Example of a log extract for openstack-provider since 2.22.0
{"level":"error","ts":"2022-11-14T21:37:18Z","logger":"os.cluster.req:318","caller":"lcm/machine.go:808","msg":"","error":"could not determine machine demo-46880-bastion host name”,”stacktrace”:”sigs.k8s.io/cluster-api-provider-openstack/pkg/lcm.GetMachineConditions\n\t/go/src/sigs.k8s.io/cluster-api-provider-openstack/pkg/lcm/machine.go:808\nsigs.k8s.io/cluster-api-provider-openstack/pkg...."}
{"level":"info","ts":"2022-11-14T21:37:23Z","logger":"os.machine.req:476","caller":"service/reconcile.go:128","msg":"request: default/demo-46880-2"}
{"level":"info","ts":"2022-11-14T21:37:23Z","logger":"os.machine.req:476","caller":"machine/machine_controller.go:201","msg":"Reconciling Machine \"default/demo-46880-2\""}
{"level":"info","ts":"2022-11-14T21:37:23Z","logger":"os.machine.req:476","caller":"machine/actuator.go:454","msg":"Checking if machine exists: \"default/demo-46880-2\" (cluster: \"default/demo-46880\")"}
{"level":"info","ts":"2022-11-14T21:37:23Z","logger":"os.machine.req:476","caller":"machine/machine_controller.go:327","msg":"Reconciling machine \"default/demo-46880-2\" triggers idempotent update"}
{"level":"info","ts":"2022-11-14T21:37:23Z","logger":"os.machine.req:476","caller":"machine/actuator.go:290","msg":"Updating machine: \"default/demo-46880-2\" (cluster: \"default/demo-46880\")"}
{"level":"info","ts":"2022-11-14T21:37:24Z","logger":"os.machine.req:476","caller":"lcm/machine.go:73","msg":"Machine in LCM cluster, reconciling LCM objects"}
{"level":"info","ts":"2022-11-14T21:37:26Z","logger":"os.machine.req:476","caller":"lcm/machine.go:902","msg":"Updating Machine default/demo-46880-2 conditions"}
  • level

    Informational level. Possible values: debug, info, warn, error, panic.

  • ts

    Time stamp in the <YYYY-MM-DDTHH:mm:ssZ> format. For example: 2022-11-14T21:37:23Z.

  • logger

    Details on the process ID being logged:

    • <processID>

      Primary process identifier. The list of possible values includes bm, os, iam, license, and bootstrap.

      Note

      The iam and license values are available since Container Cloud 2.23.0. The bootstrap value is available since Container Cloud 2.25.0.

    • <subProcessID(s)>

      One or more secondary process identifiers. The list of possible values includes cluster, machine, controller, and cluster-ctrl.

      Note

      The controller value is available since Container Cloud 2.23.0. The cluster-ctrl value is available since Container Cloud 2.25.0 for the bootstrap process identifier.

    • req

      Request ID number that increases when a service performs the following actions:

      • Receives a request from Kubernetes about creating, updating, or deleting an object

      • Receives an HTTP request

      • Runs a background process

      The request ID allows combining all operations performed with an object within one request.
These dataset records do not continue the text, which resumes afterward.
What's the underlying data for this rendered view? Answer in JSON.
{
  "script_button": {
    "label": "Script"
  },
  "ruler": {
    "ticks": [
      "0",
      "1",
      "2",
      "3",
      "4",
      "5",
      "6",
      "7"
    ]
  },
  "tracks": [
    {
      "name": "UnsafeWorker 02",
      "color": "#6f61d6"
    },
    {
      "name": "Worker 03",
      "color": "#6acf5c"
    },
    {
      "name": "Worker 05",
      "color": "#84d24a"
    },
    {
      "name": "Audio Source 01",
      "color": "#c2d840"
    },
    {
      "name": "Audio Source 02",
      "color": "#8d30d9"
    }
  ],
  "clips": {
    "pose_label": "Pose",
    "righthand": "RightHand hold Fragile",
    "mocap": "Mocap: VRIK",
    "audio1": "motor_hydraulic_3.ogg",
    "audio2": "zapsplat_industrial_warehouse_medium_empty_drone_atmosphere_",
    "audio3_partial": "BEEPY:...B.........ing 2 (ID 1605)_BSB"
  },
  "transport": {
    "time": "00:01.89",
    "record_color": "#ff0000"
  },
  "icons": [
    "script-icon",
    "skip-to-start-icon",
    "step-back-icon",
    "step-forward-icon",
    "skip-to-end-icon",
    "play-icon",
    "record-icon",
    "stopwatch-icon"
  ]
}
For example, the result of a Machine object creation, update of its statuses, and so on has the same request ID.

  • caller

    Code line used to apply the corresponding action to an object.

  • msg

    Description of a deployment or update phase. If empty, it contains the "error" key with a message followed by the "stacktrace" key with stack trace details. For example:

    "msg"="" "error"="Cluster nodes are not yet ready" "stacktrace": "<stack-trace-info>"
    

    The log format of the following Container Cloud components does not contain the "stacktrace" key for easier log handling: baremetal-provider, bootstrap-provider, and host-os-modules-controller.

Note

Logs may also include a number of informational key-value pairs containing additional cluster details. For example, "name": "object-name", "foobar": "baz".

Depending on the type of issue found in logs, apply the corresponding fixes. For example, if you detect the LoadBalancer ERROR state errors during the bootstrap of an OpenStack-based management cluster, contact your system administrator to fix the issue.